Re: [RFC][PATCH v0.1 3/6] PM: EM: Add special case to em_dev_register_perf_domain()

From: Rafael J. Wysocki
Date: Tue Nov 19 2024 - 09:04:15 EST


On Mon, Nov 18, 2024 at 4:25 PM Hongyan Xia <hongyan.xia2@xxxxxxx> wrote:
>
> On 08/11/2024 16:38, Rafael J. Wysocki wrote:
> > From: Rafael J. Wysocki <rafael.j.wysocki@xxxxxxxxx>
> >
> > Allow em_dev_register_perf_domain() to register a cost-only stub
> > perf domain with one-element states table if the .active_power()
> > callback is not provided.
> >
> > Subsequently, this will be used by the intel_pstate driver to register
> > stub perf domains for CPUs on hybrid systems.
> >
> > No intentional functional impact.
> >
> > Signed-off-by: Rafael J. Wysocki <rafael.j.wysocki@xxxxxxxxx>
> > ---
> > kernel/power/energy_model.c | 26 +++++++++++++++++++++++---
> > 1 file changed, 23 insertions(+), 3 deletions(-)
> >
> > Index: linux-pm/kernel/power/energy_model.c
> > ===================================================================
> > --- linux-pm.orig/kernel/power/energy_model.c
> > +++ linux-pm/kernel/power/energy_model.c
> > @@ -426,9 +426,11 @@ static int em_create_pd(struct device *d
> > if (!em_table)
> > goto free_pd;
> >
> > - ret = em_create_perf_table(dev, pd, em_table->state, cb, flags);
> > - if (ret)
> > - goto free_pd_table;
> > + if (cb->active_power) {
> > + ret = em_create_perf_table(dev, pd, em_table->state, cb, flags);
> > + if (ret)
> > + goto free_pd_table;
> > + }
> >
> > ret = em_compute_costs(dev, em_table->state, cb, nr_states, flags);
> > if (ret)
> > @@ -561,11 +563,20 @@ int em_dev_register_perf_domain(struct d
> > {
> > unsigned long cap, prev_cap = 0;
> > unsigned long flags = 0;
> > + bool stub_pd = false;
> > int cpu, ret;
> >
> > if (!dev || !nr_states || !cb)
> > return -EINVAL;
> >
> > + if (!cb->active_power) {
> > + if (!cb->get_cost || nr_states > 1 || microwatts)
> > + return -EINVAL;
> > +
> > + /* Special case: a stub perf domain. */
> > + stub_pd = true;
> > + }
> > +
>
> I wonder if the only purpose of stub_pd is to just skip the capacity
> check below, which doesn't look very nice.

It is.

I guess I could just skip it if nr_states == 1 because that case means
the same cost for all frequency values.

>
> I may be echoing Dietmar's comments here. What's the problem of just
> having 3 domains?

The energy-efficiency of a CPU is not strictly related to its capacity.

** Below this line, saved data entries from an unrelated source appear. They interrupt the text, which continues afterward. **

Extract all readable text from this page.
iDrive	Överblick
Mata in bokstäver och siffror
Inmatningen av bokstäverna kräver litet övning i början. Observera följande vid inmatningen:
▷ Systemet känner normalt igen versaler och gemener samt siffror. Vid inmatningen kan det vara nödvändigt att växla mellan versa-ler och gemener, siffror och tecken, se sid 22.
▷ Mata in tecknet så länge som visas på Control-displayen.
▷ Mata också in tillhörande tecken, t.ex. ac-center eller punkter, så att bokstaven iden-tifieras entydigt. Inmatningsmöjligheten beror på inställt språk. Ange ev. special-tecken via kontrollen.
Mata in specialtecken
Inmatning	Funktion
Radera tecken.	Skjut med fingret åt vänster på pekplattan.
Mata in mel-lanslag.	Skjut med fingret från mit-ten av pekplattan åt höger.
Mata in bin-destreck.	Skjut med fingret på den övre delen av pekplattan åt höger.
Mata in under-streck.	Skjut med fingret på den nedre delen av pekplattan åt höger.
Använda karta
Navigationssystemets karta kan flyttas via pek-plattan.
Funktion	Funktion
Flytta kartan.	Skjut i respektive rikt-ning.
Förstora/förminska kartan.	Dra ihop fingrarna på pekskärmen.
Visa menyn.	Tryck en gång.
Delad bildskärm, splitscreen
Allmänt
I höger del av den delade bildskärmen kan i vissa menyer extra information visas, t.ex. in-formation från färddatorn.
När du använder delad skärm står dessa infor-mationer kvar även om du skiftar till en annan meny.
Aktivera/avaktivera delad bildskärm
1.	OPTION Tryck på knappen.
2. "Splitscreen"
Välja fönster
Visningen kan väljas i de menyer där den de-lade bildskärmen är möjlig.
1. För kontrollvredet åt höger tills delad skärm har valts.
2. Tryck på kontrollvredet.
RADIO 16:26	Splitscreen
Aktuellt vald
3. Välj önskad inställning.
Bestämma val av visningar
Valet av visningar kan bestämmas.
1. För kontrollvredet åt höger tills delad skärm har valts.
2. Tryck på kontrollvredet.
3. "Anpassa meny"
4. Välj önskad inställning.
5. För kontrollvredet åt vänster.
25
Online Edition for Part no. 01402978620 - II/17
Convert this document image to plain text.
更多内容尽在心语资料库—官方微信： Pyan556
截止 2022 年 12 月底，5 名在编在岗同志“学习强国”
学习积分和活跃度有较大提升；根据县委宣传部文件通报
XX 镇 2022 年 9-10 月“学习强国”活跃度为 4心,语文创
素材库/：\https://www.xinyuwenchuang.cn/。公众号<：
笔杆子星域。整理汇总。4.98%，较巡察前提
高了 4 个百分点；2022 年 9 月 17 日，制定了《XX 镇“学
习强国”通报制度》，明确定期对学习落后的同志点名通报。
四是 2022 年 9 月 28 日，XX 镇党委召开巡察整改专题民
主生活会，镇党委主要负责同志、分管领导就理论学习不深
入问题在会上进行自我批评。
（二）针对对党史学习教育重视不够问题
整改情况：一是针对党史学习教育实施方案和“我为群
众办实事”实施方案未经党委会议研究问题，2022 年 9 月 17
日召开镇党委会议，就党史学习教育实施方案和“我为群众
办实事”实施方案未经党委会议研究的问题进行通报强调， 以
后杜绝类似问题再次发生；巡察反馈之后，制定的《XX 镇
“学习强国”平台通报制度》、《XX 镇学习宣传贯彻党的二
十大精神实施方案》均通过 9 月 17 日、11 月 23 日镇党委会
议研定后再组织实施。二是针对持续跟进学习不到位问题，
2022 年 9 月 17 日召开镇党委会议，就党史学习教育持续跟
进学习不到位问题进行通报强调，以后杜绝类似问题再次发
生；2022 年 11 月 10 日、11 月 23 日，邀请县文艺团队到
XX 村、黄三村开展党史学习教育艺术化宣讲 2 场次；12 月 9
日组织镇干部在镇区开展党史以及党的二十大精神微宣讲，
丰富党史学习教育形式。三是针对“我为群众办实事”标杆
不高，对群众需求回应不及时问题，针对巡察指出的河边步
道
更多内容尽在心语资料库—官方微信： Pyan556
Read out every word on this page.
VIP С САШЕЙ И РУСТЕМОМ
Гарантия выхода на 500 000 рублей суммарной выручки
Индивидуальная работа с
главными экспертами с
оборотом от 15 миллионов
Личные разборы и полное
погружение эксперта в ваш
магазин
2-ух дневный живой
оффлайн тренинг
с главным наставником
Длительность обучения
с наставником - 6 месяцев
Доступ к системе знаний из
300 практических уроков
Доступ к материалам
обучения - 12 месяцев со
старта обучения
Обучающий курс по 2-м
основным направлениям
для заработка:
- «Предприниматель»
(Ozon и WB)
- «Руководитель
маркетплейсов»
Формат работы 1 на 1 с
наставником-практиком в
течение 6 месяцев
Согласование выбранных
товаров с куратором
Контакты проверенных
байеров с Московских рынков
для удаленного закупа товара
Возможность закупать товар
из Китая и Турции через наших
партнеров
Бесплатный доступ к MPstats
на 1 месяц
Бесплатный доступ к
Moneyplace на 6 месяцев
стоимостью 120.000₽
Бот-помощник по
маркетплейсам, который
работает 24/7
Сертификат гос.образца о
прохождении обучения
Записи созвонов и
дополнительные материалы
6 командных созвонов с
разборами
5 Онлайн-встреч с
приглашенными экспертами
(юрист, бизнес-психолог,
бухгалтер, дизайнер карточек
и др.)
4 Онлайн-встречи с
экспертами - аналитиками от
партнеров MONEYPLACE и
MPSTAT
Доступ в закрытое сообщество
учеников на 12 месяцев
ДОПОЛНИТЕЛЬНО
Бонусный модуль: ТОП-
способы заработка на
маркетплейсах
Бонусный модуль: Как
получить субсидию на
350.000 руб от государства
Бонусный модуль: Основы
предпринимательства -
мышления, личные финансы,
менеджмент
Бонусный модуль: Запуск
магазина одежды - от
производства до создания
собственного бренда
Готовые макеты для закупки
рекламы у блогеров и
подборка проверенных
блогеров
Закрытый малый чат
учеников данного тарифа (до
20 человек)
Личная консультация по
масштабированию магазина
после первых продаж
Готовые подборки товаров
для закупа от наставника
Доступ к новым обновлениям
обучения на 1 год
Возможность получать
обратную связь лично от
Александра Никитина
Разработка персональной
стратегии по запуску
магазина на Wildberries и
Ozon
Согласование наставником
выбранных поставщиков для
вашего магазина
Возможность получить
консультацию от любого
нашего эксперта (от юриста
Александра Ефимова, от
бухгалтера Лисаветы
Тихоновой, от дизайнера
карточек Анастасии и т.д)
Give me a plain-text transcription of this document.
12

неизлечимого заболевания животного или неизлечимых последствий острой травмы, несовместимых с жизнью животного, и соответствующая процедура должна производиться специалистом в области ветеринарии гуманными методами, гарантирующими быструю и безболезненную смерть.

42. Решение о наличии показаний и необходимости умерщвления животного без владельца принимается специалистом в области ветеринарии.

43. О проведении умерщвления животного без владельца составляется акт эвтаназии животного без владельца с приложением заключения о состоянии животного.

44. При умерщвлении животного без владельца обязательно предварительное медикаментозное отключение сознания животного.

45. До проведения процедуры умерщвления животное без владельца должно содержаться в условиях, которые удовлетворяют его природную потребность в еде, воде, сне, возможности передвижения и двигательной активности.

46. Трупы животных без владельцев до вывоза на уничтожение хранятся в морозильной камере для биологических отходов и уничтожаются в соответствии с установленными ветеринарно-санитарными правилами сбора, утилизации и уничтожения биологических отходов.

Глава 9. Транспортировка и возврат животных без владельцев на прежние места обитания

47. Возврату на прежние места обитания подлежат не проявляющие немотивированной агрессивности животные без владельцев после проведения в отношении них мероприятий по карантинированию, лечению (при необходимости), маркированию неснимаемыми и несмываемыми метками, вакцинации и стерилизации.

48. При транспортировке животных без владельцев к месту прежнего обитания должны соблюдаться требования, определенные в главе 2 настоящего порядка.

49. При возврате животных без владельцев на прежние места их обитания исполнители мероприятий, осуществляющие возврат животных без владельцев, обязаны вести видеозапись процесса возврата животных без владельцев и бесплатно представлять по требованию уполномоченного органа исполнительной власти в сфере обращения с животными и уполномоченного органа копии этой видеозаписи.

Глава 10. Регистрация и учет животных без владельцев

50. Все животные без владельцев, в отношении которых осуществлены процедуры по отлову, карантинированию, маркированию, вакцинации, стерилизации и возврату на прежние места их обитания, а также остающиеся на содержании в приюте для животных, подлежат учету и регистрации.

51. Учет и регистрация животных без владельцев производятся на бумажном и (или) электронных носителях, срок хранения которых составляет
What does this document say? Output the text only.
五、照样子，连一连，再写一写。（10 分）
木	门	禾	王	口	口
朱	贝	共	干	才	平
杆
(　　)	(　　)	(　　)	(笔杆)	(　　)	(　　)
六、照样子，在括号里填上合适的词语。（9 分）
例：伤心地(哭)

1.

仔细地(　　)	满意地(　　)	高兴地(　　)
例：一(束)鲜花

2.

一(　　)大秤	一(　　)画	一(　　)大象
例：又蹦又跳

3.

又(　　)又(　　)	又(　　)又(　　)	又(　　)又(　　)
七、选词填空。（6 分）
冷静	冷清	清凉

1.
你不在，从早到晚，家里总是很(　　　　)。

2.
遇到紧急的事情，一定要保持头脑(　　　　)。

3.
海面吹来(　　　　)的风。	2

It's about the cases when there are some special CPUs that can
turbo-up higher, but there's no other difference between them and the
other CPUs in the domain.

> Or, could you just specify the same capacities so that the same-capacity
> check won't fail, but just to use hardware load or CPU pressure to model
> the slight difference in real capacities? This way you'd re-use a lot of
> existing infrastructure.

That would have been confusing though, so thanks, but no thanks.

> > /*
> > * Use a mutex to serialize the registration of performance domains and
> > * let the driver-defined callback functions sleep.
> > @@ -590,6 +601,15 @@ int em_dev_register_perf_domain(struct d
> > ret = -EEXIST;
> > goto unlock;
> > }
> > +
> > + /*
> > + * The capacity need not be the same for all CPUs in a
> > + * stub perf domain, so long as the average cost of
> > + * running on each of them is approximately the same.
> > + */
> > + if (stub_pd)
> > + continue;
> > +
> > /*
> > * All CPUs of a domain must have the same
> > * micro-architecture since they all share the same
> >
> >
> >
>
>